Good Friday is the first Friday before Easter. It is the day when all sorts of taboos on various works are in force. Also it is a good day for shifting beers, for sowing potatoes, peas, beans, parsley, and pruning rose trees. Good Friday brings the once sacred cakes, the famous Hot Cross buns. These must be spiced and the dough marked with a cross before baking.

Eggs, chickens, rabbits and flowers are all symbols of new life. Chocolate and fruit cake covered with marzipan show that fasting is over. Wherever Easter is celebrated, there Easter eggs are usually to be found. In England, just as in Russia, Easter is a time for giving and receiving of presents that traditionally take the form of an Easter egg. Easter egg is a real hard-boiled egg dyed in bright colors or decorated with some elaborate pattern. Coloring and decorating eggs for Easter is a very ancient custom. Many people, however, avoid using artificial dyes and prefer to boil eggs with the outer skin of an onion, which makes the eggs shells yellow or brown. In fact, the color depends on the amount of onion skin added. In ancient times they used many different natural dyes fir the purpose. The dyes were obtained mainly from leaves, flowers and bark.
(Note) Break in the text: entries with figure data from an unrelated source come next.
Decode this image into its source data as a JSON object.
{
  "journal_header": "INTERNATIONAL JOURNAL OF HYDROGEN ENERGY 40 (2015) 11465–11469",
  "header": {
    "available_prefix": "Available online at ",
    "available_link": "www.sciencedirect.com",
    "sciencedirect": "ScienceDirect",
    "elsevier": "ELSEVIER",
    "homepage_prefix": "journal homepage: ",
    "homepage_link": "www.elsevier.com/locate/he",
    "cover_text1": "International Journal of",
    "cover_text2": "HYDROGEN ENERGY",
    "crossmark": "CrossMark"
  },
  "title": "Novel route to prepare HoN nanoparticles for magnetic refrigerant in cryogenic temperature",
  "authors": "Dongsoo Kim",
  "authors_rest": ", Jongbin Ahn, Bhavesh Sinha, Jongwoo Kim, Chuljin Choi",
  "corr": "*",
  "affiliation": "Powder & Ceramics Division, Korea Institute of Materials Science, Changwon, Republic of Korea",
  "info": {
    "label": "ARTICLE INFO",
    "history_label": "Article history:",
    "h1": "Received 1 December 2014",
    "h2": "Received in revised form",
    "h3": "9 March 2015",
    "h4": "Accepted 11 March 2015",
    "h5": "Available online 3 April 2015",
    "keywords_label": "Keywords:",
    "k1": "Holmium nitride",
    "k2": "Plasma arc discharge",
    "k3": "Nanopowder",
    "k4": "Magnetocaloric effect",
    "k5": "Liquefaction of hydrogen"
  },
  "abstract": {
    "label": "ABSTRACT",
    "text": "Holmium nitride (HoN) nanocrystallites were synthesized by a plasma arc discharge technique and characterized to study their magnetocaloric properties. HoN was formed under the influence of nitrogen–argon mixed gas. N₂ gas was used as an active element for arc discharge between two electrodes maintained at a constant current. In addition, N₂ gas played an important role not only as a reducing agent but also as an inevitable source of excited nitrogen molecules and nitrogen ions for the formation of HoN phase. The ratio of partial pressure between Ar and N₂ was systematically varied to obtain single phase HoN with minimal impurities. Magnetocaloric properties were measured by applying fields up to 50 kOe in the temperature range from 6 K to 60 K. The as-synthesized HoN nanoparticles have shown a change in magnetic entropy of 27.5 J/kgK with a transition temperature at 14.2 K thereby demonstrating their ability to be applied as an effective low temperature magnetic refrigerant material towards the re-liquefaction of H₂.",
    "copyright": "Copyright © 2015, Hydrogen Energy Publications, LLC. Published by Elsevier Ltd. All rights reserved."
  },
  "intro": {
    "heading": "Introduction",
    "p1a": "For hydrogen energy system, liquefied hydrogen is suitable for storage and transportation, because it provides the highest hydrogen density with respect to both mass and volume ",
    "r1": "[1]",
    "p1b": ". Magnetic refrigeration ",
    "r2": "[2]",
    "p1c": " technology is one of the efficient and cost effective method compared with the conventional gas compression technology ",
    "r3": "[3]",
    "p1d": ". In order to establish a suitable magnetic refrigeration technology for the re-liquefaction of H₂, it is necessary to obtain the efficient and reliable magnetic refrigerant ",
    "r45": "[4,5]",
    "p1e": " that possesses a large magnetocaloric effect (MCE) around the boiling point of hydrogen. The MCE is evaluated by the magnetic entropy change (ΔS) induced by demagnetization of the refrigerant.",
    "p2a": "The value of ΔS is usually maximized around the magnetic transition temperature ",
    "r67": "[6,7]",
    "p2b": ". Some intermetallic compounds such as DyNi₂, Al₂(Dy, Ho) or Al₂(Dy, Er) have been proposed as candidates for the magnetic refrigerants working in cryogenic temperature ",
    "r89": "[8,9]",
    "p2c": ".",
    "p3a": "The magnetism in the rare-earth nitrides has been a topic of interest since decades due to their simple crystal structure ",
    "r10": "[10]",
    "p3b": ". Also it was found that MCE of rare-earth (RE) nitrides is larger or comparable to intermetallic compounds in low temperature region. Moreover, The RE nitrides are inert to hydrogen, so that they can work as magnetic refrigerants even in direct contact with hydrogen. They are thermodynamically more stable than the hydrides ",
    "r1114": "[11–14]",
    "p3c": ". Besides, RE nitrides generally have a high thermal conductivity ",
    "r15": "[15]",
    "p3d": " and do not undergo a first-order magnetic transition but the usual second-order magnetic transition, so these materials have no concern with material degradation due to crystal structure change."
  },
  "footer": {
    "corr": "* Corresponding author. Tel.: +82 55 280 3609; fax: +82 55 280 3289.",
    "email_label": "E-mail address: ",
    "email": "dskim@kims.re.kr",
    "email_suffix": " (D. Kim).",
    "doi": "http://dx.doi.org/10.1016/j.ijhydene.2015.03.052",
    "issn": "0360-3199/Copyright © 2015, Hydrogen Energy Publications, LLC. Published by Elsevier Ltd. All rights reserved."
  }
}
At present Easter eggs are also made of chocolate, sugar, metals, wood, ceramics and other materials at hand. They may differ in size, ranging from enormous to tiny, no bigger than a robin's egg. Easter Sunday is solemnly celebrated in London. Each year the capital city of Britain greets the spring with a spectacular Easter Parade in Battersea Park. The great procession, or parade, begins at 3 p.m. The parade consists of many decorated floats, entered by various organizations in and outside London. Some of the finest bands in the country take part in the parade. At the rear of the parade is usually the very beautiful float richly decorated with flowers. It is called the Jersey one because the spring flowers bloom early on the Island of Jersey.
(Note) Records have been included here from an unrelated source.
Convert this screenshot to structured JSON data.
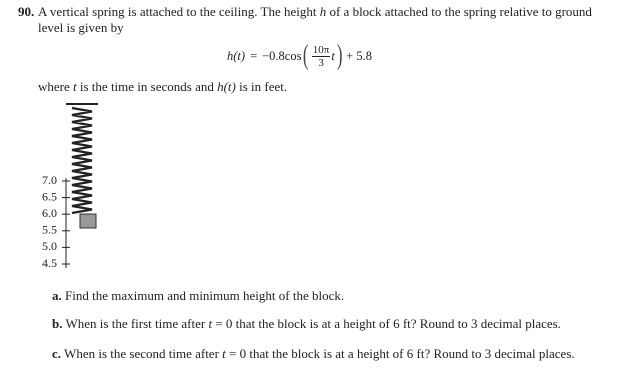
{
  "problem": {
    "number": "90.",
    "intro": [
      "A vertical spring is attached to the ceiling. The height ",
      "h",
      " of a block attached to the spring relative to ground level is given by"
    ],
    "equation": {
      "lhs": "h(t)",
      "equals": "=",
      "coef": "−0.8cos",
      "numerator": "10π",
      "denominator": "3",
      "variable": "t",
      "constant": "+ 5.8"
    },
    "where": [
      "where ",
      "t",
      " is the time in seconds and ",
      "h(t)",
      " is in feet."
    ]
  },
  "figure": {
    "ticks": [
      "7.0",
      "6.5",
      "6.0",
      "5.5",
      "5.0",
      "4.5"
    ]
  },
  "parts": [
    {
      "label": "a.",
      "text": [
        "Find the maximum and minimum height of the block."
      ]
    },
    {
      "label": "b.",
      "text": [
        "When is the first time after ",
        "t",
        " = 0 that the block is at a height of 6 ft? Round to 3 decimal places."
      ]
    },
    {
      "label": "c.",
      "text": [
        "When is the second time after ",
        "t",
        " = 0 that the block is at a height of 6 ft? Round to 3 decimal places."
      ]
    }
  ]
}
In England, children rolled eggs down hills on Easter morning, a game has been connected to the rolling away of the rock from Jesus Christ's tomb then He was resurrected. British settlers brought this custom to the New World. It consists of rolling coloured, hardboiled egg down a slope until they are cracked and broken after whish they are eaten by their owners. In some districts this is a competitive game, the winner being the player whose egg remains longest undamaged, but more usually, the fun consists simply of the rolling and eating.

Harvest

Corn Dollies

Many countries seem to have had a similar custom to the British one of making a design from the last sheaf of corn to be harvested. In Britain a corn dolly is created by plaiting the wheat stalks to create a straw figure. The corn dolly is kept until the Spring. This is because people believed that the corn spirit lived in the wheat and as the wheat was harvested, the spirit fled to the wheat which remained. By creating the corn dolly the spirit is kept alive for the next year and the new crop. Sometimes the corn dolly is hung up in the barn, sometimes in the farmhouse, and sometimes in the church. In Spring the corn dolly would be ploughed back into the soil. There are many types of corn dolly.

The story of John Barleycorn

A story to the corn dolly is to be found in the folksong John Barleycorn. Three men swear that John Barleycorn must die. They take a plough and bury him alive. But the Spring comes and John rises through the soil. After a while he grows big and strong, even growing a beard, so the three men cut him down at the knee, tie him on to a cart, beat him, strip the flesh off his bones and grind him between two stones. But at the end it is John Barleycorn who defeats his opponents, proving the stronger man, by turning into beer.